El aparecido
Setecientas veces
hicimos ese camino. Con sol o con lluvia. Muchas veces tuvimos que caminar por
una goma pinchada o esperar a que nos remolquen.
Las montañas nos
observaban con curiosidad. Del sol sólo quedaba una tenue lluvia de rayos sobre
los cerros más altos, y el celeste, ya azul hacía cada vez más difuso aquel
paisaje.
Los lugareños no
querían cruzar ese valle de noche. Creían en aparecidos y en brujerías. Había
escuchado todo tipo de relatos, pero esas historias hacían crecer un
escepticismo dentro de mí, pero contradictoriamente un temor se iba acumulando
en mis pensamientos: eso de los aparecidos era cierto.
Con José
repartíamos verduras por los tres pueblos de la zona. Ese sábado nos retrazamos
un poco. La noche avanzaba lentamente. La sombra de la camioneta se proyectaba
cuando los autos que luego nos pasaban estaban detrás. Esas sombras producían
unas figuras extrañas, en varias oportunidades creí haber visto la figura de un
perro.
Estábamos cansados,
nos habíamos levantado muy temprano y después de trabajar todo el día lo único
que queríamos era llegar a nuestras casas para cambiarnos y salir a bailar.
Veníamos hablando
sobre los planes para esa noche, sobre fútbol y mujeres.
En el pasacasette
de la camioneta sintonizamos una radio de la zona en la que la gente llamaba y
pedía canciones.
Faltaba media hora
para que termináramos de cruzar el valle, de recorrer el camino sinuoso y de
cornisas, faltaba poco para que desapareciera esa sensación de temor inquietante
que aumentaba con cada viaje. Sólo nos quedaba pasar por la Quebrada del Águila,
luego Piedra Alta, el Paso del Sapo, el viejo cementerio indio, después los
últimos diez kilómetros de cornisa, y finalmente la gran llanura y en un rato
más estaríamos comiendo algo, cada uno en su casa.
Comenzó a sonar en
la radio, “Fuiste mía un verano” de Leonardo Favio y me dejé llevar por la
música, cuando la canción comenzaba a inyectarse en mis venas, la señal de la
radio se perdió un poco. Una voz firme y ronca salió de los parlantes y dijo:
“PREPARENSE”. Una especie de escalofrío recorrió cada uno de mis huesos, mis
sentidos quedaron aturdidos. La sintonía de la radio lentamente volvió con los
últimos acordes de la canción de Favio.
Con las manos
firmes en el volante, lo observé a José y con las miradas nos dijimos
“¿Escuchaste eso?”.
Cuando el ritmo del
cuerpo se comenzaba a normalizar divisé a lo lejos, sobre la ruta, un punto
negro. Al ir acercándome la figura se iba haciendo cada vez más clara, era un
animal negro y grande, comencé a frenar, parecía un ternero o un chancho; hasta
que las luces alumbraron por completo a un gran perro que era muy similar
a la sombra que proyectaba la camioneta sobre las montañas, varios kilómetros
atrás.
Se sentía un olor
raro en el ambiente, como a azufre. Pese a que era verano repentinamente una
ola de frío comenzó a entrar por las ventanillas.
Frené hasta casi
detenerme, frente a ese animal de aspecto canino, pelo grueso, negro, orejas
puntiagudas, una cola larga y abundante. Sus ojos que parecían despedir una
imperceptible luz roja, me miraron fijos con una mirada agresiva y altiva.

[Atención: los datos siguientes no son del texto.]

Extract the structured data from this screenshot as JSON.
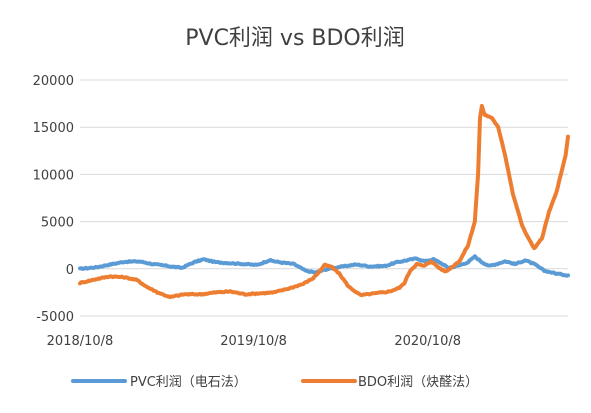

Pensé que se nos iba a abalanzar, pero sin dejar de observar hacia la
camioneta, con un trote cansino, se fue hacia una de las banquinas y se perdió
entre las montañas.
Había detenido la
marcha de la camioneta casi por completo. En ese momento tuve la sensación que
no estábamos solos.
-¡Acelerá de una
vez!- me gritó José. Con una voz que no ocultaba lo asustado que estaba.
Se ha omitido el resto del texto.